Developmental Needs/Level of Play/Urges:
·     It may be useful to consider your students on the developmental continuum both with regards to their levels of play and cognitive development.  This may assist you in providing appropriate resourcing as well as positioning yourself to scaffold their learning towards the next developmental milestone. 
·     Identifying common urges in the group will also assist you to respond through resourcing and coaching and encourage the full exploration of these urges within the students.  A planning template demonstrating this may be useful in identifying and planning for these urges further. 

Resourcing:
·    Students need to be able to have access to a variety of loose parts both small and large.  This is an ongoing challenge for teachers operating a play-based learning environment.  Loose parts ideally, but not exclusively should be part of an environment that is “rich in open-ended materials and real materials, invoking children to experiment, engage, construct and invent; inviting them to tinker, to manipulate and to play” (Nicholson, 1972). 
·      Loose parts should be available to the students as and when they require in order to be as responsive as possible to their passions and inspirations. 
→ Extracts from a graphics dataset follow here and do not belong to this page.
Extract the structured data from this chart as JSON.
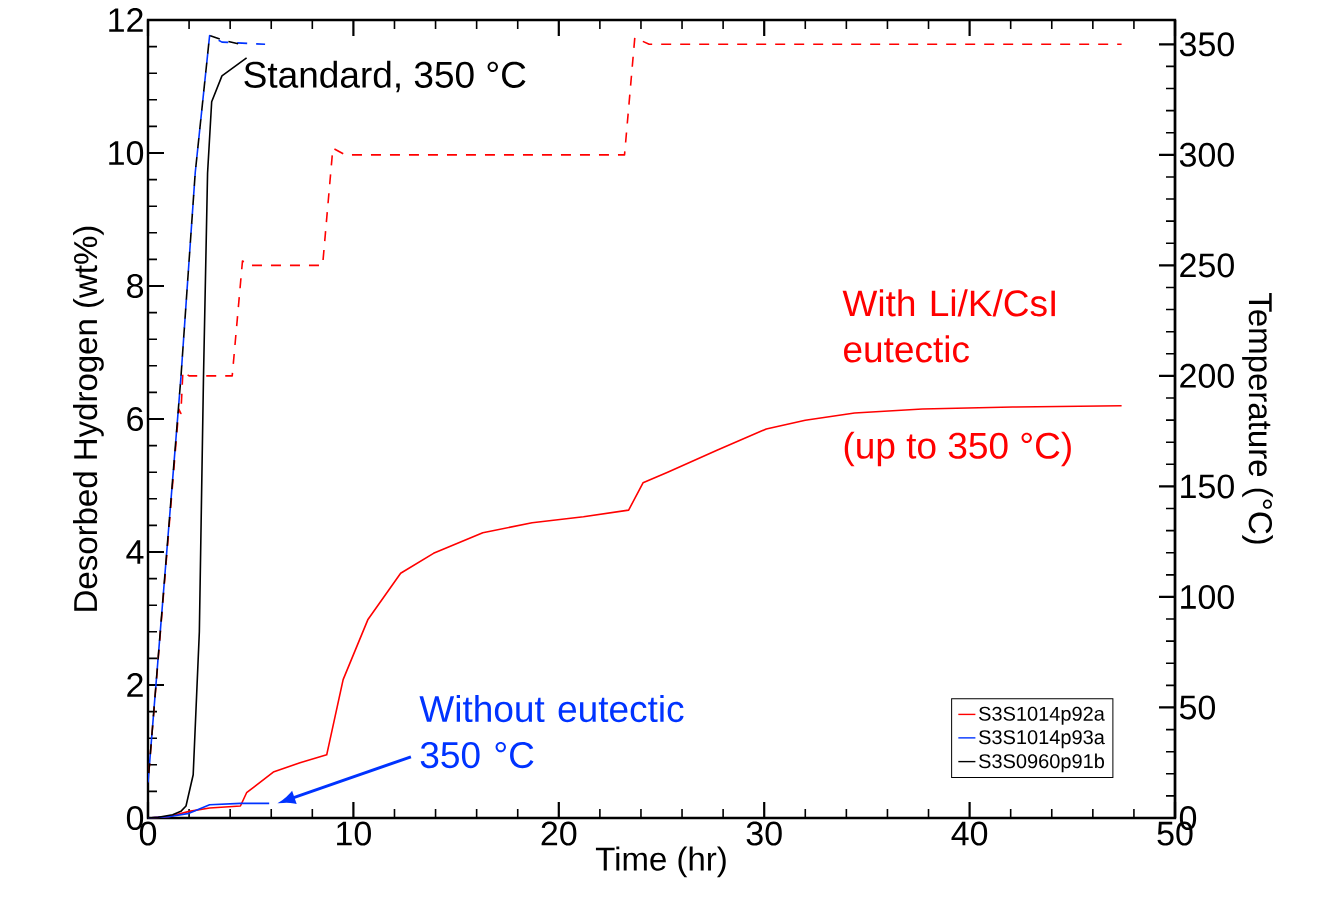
{
  "chart_data": {
    "type": "line",
    "xlabel": "Time  (hr)",
    "ylabel": "Desorbed Hydrogen   (wt%)",
    "y2label": "Temperature   (°C)",
    "xlim": [
      0,
      50
    ],
    "xticks": [
      0,
      10,
      20,
      30,
      40,
      50
    ],
    "ylim": [
      0,
      12
    ],
    "yticks": [
      0,
      2,
      4,
      6,
      8,
      10,
      12
    ],
    "y2lim": [
      0,
      361
    ],
    "y2ticks": [
      0,
      50,
      100,
      150,
      200,
      250,
      300,
      350
    ],
    "legend": "bottom right",
    "marker": "none",
    "annotations": [
      "Standard, 350 °C",
      "With Li/K/CsI eutectic",
      "(up to 350 °C)",
      "Without eutectic 350 °C"
    ],
    "series": [
      {
        "name": "S3S1014p92a",
        "color": "#ff0000",
        "x": [
          0,
          1,
          2,
          3,
          4.5,
          4.8,
          6.1,
          7.4,
          8.7,
          9.5,
          10.7,
          12.3,
          13.9,
          16.3,
          18.7,
          21.2,
          23.4,
          24.1,
          25.3,
          27.7,
          30.1,
          32,
          34.4,
          37.7,
          42.1,
          47.4
        ],
        "values": [
          0,
          0.02,
          0.1,
          0.15,
          0.18,
          0.38,
          0.69,
          0.83,
          0.95,
          2.08,
          2.98,
          3.68,
          3.98,
          4.29,
          4.44,
          4.53,
          4.63,
          5.04,
          5.2,
          5.53,
          5.85,
          5.98,
          6.09,
          6.15,
          6.18,
          6.2
        ]
      },
      {
        "name": "S3S1014p93a",
        "color": "#0033ff",
        "x": [
          0,
          1,
          2,
          3,
          4.5,
          5.9
        ],
        "values": [
          0,
          0.02,
          0.07,
          0.2,
          0.22,
          0.22
        ]
      },
      {
        "name": "S3S0960p91b",
        "color": "#000000",
        "x": [
          0,
          0.5,
          1.2,
          1.6,
          1.85,
          2.2,
          2.5,
          2.7,
          2.9,
          3.1,
          3.6,
          4.8
        ],
        "values": [
          0,
          0.01,
          0.05,
          0.1,
          0.18,
          0.65,
          2.8,
          6.6,
          9.7,
          10.77,
          11.16,
          11.43
        ]
      },
      {
        "color": "#ff0000",
        "axis": "y2",
        "line_style": "dashed",
        "x": [
          0,
          1.5,
          1.6,
          1.7,
          2.0,
          4.1,
          4.6,
          5.0,
          8.5,
          9.0,
          9.6,
          23.2,
          23.7,
          24.4,
          47.4
        ],
        "values": [
          16,
          185,
          183,
          202,
          200,
          200,
          252,
          250,
          250,
          303,
          300,
          300,
          353,
          350,
          350
        ]
      },
      {
        "color": "#0033ff",
        "axis": "y2",
        "line_style": "dashed",
        "x": [
          0,
          1.6,
          2.3,
          3,
          3.6,
          5.7
        ],
        "values": [
          16,
          199,
          292,
          354,
          351,
          350
        ]
      },
      {
        "color": "#000000",
        "axis": "y2",
        "line_style": "dashed",
        "x": [
          0,
          1.6,
          2.3,
          3,
          3.6,
          4.5
        ],
        "values": [
          16,
          199,
          292,
          354,
          352,
          350
        ]
      }
    ]
  }
}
Achieving a Balance of Explicit Teaching, Modelling and Coaching of Identified Socio-Emotional Skills:
·     The interactions observed today indicate some common themes that can now be identified and planned for with regards to key socio-emotional skill development in your students. 
·      A plan identifying which skills to begin a focus on will then assist you in determining what explicit teaching is required, how these skills can be modelled and practiced and provide a focus for your coaching interactions with students during their play. 
·   Teaching, modelling and coaching a simple problem-solving process will also aid in developing responsibility and independence in your learners when faced with challenges that arise within their play interactions. 

Assessing and Recording the Learning Occurring during Play:

·      The observation today provided rich data for the eventual assessment and documented observation of the learning that is occurring in Room 1.  Discussion regarding how this can be managed may be useful, as well as the basic structure needed to implement the Narrative Assessment process.